Jasper DeAntonio’s math students use statistics to analyze the effects of New York’s built environment. His fellowship will fund research on urban design and civic engagement in three European cities—Stockholm, Copenhagen, and Amsterdam—creating a dataset that will serve as a basis of comparison for future classroom inquiries.
Julissa Llosa, a teacher of art and special education, has been taking students on outdoor overnight trips for several years. Her fellowship will take her to seven national parks in the Rocky Mountains and Colorado Plateau, where she will sharpen her wilderness skills, deepen her appreciation of nature, and gather stories to share with her students.
Megan Minturn teaches dance in a public school, leads her own dance company, and dances with two others. Having previously studied sabar dance in Senegal and salsa in Cuba, her fellowship will allow her to study orixá dance, capoeira, and Silvestre technique in Brazil.
David Harvey, a math teacher, first traveled with Teachers-2-Teachers Global to Santo Domingo de Onzole in Ecuador. This isolated jungle community, established by escaped slaves, was until recently only accessible by canoe and had no federal funding for education. David will return with his wife, a native of Ecuador and elementary and middle school Spanish teacher, to collaborate with under-trained teachers in under-resourced schools on curricula and other educational issues.
Sarah Murphy, a librarian who teaches theater, co-founded the Tiny Box Theater in her spare time. The group stages unusual puppet shows inside various types of small boxes, for one or two observers at a time. These (very) brief theatrical pieces have been performed at the Figment Festival on Governors Island and other venues.
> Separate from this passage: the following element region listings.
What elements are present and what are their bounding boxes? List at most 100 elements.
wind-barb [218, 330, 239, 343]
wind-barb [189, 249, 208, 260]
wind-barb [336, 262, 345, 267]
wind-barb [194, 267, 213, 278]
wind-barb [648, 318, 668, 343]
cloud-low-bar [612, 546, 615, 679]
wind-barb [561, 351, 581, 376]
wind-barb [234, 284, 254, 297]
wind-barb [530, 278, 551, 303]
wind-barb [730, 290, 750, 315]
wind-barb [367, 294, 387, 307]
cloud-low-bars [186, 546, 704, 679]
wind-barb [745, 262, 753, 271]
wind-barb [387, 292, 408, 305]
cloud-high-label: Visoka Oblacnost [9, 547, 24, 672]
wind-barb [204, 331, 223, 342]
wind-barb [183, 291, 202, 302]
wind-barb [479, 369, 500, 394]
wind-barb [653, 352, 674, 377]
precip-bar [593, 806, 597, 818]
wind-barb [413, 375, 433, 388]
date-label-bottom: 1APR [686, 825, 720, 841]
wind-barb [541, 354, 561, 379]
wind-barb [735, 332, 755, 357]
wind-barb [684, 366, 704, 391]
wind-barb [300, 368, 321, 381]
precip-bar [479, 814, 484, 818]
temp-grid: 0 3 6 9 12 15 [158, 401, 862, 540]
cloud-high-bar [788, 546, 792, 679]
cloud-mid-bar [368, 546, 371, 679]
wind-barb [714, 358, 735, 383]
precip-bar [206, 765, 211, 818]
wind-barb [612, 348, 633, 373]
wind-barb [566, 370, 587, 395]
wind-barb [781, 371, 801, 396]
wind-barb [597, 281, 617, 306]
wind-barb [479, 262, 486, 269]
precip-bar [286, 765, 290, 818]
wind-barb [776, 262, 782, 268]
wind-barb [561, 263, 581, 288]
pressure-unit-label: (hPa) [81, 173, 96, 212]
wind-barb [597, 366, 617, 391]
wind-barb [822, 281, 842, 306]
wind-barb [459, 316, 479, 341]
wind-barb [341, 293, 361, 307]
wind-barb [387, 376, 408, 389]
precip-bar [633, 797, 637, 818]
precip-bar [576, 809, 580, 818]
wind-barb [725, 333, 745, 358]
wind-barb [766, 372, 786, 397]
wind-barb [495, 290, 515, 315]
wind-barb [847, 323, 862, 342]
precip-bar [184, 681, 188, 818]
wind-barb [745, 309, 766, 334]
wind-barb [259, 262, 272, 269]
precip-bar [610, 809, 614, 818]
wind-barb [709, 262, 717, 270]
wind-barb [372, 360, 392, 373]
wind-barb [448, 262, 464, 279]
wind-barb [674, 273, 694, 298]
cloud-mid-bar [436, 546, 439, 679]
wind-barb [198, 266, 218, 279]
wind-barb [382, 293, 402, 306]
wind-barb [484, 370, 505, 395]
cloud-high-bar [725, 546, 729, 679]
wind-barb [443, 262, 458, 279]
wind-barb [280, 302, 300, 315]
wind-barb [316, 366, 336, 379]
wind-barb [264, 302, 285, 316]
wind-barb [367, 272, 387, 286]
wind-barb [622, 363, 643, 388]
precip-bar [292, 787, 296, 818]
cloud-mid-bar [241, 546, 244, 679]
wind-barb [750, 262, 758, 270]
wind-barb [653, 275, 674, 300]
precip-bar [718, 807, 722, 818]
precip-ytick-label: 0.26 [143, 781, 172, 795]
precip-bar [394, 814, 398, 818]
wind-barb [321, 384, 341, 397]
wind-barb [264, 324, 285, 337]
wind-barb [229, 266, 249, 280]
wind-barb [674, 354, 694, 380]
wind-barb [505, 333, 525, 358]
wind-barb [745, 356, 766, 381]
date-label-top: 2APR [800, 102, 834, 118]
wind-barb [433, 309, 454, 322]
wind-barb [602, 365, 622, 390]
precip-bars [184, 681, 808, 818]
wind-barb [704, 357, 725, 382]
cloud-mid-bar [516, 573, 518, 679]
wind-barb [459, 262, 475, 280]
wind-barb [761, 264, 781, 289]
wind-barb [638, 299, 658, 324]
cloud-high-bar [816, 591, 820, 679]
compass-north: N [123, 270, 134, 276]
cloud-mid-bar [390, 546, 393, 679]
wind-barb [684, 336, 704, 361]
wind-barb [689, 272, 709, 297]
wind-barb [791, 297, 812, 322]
Sarah’s Don Quixote Fellowship will allow Tiny Box to develop a new street theater piece and perform it during the Fringe Festival in Edinburgh, Scotland.
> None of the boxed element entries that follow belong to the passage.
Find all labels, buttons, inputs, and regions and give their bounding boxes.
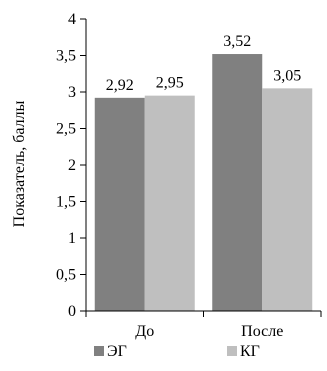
data-label: 3,52 — [223, 33, 251, 50]
legend: ЭГ КГ — [94, 343, 260, 360]
y-tick-label: 2,5 — [56, 121, 76, 138]
y-tick-label: 0,5 — [56, 267, 76, 284]
legend-label: ЭГ — [107, 343, 127, 360]
y-tick-label: 4 — [68, 11, 76, 28]
bar — [212, 54, 263, 311]
y-tick-label: 0 — [68, 303, 76, 320]
y-axis: 0 0,5 1 1,5 2 2,5 3 3,5 4 — [56, 11, 87, 320]
y-axis-title: Показатель, баллы — [11, 100, 28, 227]
bar — [262, 88, 313, 311]
legend-swatch — [227, 346, 237, 356]
data-label: 3,05 — [273, 67, 301, 84]
y-tick-label: 3,5 — [56, 48, 76, 65]
bar — [94, 97, 145, 311]
x-axis: До После — [85, 310, 322, 340]
x-category-label: После — [241, 323, 283, 340]
data-label: 2,92 — [106, 77, 134, 94]
y-tick-label: 3 — [68, 84, 76, 101]
bar — [144, 95, 195, 312]
data-label: 2,95 — [156, 75, 184, 92]
y-tick-label: 1,5 — [56, 194, 76, 211]
legend-label: КГ — [240, 343, 260, 360]
x-category-label: До — [135, 323, 154, 340]
plot-area: 2,92 2,95 3,52 3,05 — [94, 33, 313, 312]
y-tick-label: 2 — [68, 157, 76, 174]
legend-swatch — [94, 346, 104, 356]
y-tick-label: 1 — [68, 230, 76, 247]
Anita Yu teaches math and started a Women In Science and Engineering group at East Side Middle School. She has long been fascinated by the ways math can intersect with art and has built mathematical sculptures with her students, including a harmonograph and a truncated icosahedron. Her Don Quixote Fellowship will help her realize the long-held dream of attending the Bridges Conference On Mathematical Connections in Art, Music, Architecture, Education, and Culture, this year in Stockholm, Sweden.